Presentation to the American Association for Budget and Program Analysis (AABPA)

December 7, 2009

Just before Thanksgiving, I was the opening speaker at the fall symposium of the AABPA. My presentation on "The Economic and Budget Outlook" drew on our August report The Budget and Economic Outlook: An Update, our June report The Long-Term Budget Outlook, and the most recent Treasury budget data for fiscal year 2009. (CBO is currently in the process of updating its economic forecast and budget projections for release in the next Budget and Economic Outlook in late January.)

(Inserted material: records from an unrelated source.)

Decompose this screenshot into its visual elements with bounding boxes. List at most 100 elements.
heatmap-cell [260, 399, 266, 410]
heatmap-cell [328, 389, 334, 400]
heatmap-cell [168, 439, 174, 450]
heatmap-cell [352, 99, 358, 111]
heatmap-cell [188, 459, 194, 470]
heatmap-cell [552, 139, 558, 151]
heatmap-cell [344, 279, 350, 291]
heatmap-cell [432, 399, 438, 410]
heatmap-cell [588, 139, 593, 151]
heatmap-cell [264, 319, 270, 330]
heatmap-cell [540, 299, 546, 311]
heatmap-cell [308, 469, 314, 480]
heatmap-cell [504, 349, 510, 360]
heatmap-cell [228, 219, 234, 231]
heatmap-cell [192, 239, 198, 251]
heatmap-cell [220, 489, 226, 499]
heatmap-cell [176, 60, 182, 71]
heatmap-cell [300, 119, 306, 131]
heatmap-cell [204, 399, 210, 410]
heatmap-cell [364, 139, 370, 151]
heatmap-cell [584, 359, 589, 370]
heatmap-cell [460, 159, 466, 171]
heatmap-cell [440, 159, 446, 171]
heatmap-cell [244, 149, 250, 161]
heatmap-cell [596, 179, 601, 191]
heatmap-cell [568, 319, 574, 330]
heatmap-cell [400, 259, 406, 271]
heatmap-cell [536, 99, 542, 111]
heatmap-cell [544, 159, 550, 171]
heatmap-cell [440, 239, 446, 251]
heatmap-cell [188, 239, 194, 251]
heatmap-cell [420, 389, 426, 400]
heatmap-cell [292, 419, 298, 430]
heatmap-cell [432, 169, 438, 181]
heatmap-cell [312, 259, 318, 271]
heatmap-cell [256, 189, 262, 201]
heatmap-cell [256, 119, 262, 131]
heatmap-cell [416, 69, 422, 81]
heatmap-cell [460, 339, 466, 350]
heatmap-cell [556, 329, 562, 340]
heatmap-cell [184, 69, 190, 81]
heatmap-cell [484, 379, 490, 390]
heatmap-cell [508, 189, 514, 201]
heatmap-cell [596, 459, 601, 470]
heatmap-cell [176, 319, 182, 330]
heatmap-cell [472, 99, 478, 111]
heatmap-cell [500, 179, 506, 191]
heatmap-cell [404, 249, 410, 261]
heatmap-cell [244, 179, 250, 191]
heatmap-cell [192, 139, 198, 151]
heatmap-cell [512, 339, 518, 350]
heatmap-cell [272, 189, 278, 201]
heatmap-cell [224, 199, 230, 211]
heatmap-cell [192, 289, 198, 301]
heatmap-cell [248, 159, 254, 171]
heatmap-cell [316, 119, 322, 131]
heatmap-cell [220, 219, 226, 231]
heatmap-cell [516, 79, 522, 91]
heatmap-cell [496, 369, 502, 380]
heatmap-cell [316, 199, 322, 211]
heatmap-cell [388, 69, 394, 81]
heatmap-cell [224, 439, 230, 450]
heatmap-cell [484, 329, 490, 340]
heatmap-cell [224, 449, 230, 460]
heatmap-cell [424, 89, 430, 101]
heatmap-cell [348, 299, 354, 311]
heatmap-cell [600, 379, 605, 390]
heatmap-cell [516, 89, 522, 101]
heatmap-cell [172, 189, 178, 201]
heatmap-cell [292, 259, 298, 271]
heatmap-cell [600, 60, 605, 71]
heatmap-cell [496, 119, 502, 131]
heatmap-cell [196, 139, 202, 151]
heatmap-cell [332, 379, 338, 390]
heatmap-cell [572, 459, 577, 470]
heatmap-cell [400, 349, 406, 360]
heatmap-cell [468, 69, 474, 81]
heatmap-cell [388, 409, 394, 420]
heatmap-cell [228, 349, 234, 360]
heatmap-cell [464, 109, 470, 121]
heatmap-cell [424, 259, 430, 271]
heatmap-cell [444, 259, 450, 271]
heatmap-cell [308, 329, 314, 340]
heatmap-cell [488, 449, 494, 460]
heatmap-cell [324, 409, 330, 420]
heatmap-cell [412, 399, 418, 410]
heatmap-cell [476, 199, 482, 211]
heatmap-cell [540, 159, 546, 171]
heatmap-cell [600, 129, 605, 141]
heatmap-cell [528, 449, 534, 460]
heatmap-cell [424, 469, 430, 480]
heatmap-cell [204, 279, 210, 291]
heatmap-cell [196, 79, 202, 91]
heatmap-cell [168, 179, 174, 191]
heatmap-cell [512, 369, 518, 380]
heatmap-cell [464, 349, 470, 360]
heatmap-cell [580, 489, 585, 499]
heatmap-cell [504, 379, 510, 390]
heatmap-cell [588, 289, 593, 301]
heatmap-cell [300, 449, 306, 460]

My comments emphasized three points:

  • Like most other analysts, we anticipate a relatively slow and tentative economic recovery. The unemployment rate is likely to rise above its current reading of 10 percent in coming months; the percentage of unemployed people who have experienced a permanent layoff is now around 55 percent, well above the peak values in previous recessions; and the percentage of unemployed people who are finding jobs has plummeted. In August, we expected that creating new jobs to replace the millions lost in this recession would take a number of years, and that the unemployment rate would not be back at its sustainable long-run level until 2014. Unfortunately, much more of the pain of unemployment from this recession lies ahead of us than behind us.
  • As GDP strengthens and spending related to the economic stimulus package abates, the federal budget deficit will shrink from the nearly 10 percent of GDP recorded in fiscal year 2009. In August, CBO projected that, under current law, the deficit would remain close to 10 percent of GDP in fiscal year 2010 but would fall below 4 percent of GDP in fiscal year 2012.
  • Over the medium term and longer term, the federal fiscal situation remains grim. As I have said on several occasions: Current budget policy as perceived by many people (in particular, the personal income tax rates now in effect) would generate much larger deficits than current law as captured in CBO's baseline. In addition, federal debt is already very large relative to GDP by historical standards. Moreover, the aging of the population and rising health care spending will continue to push up federal spending.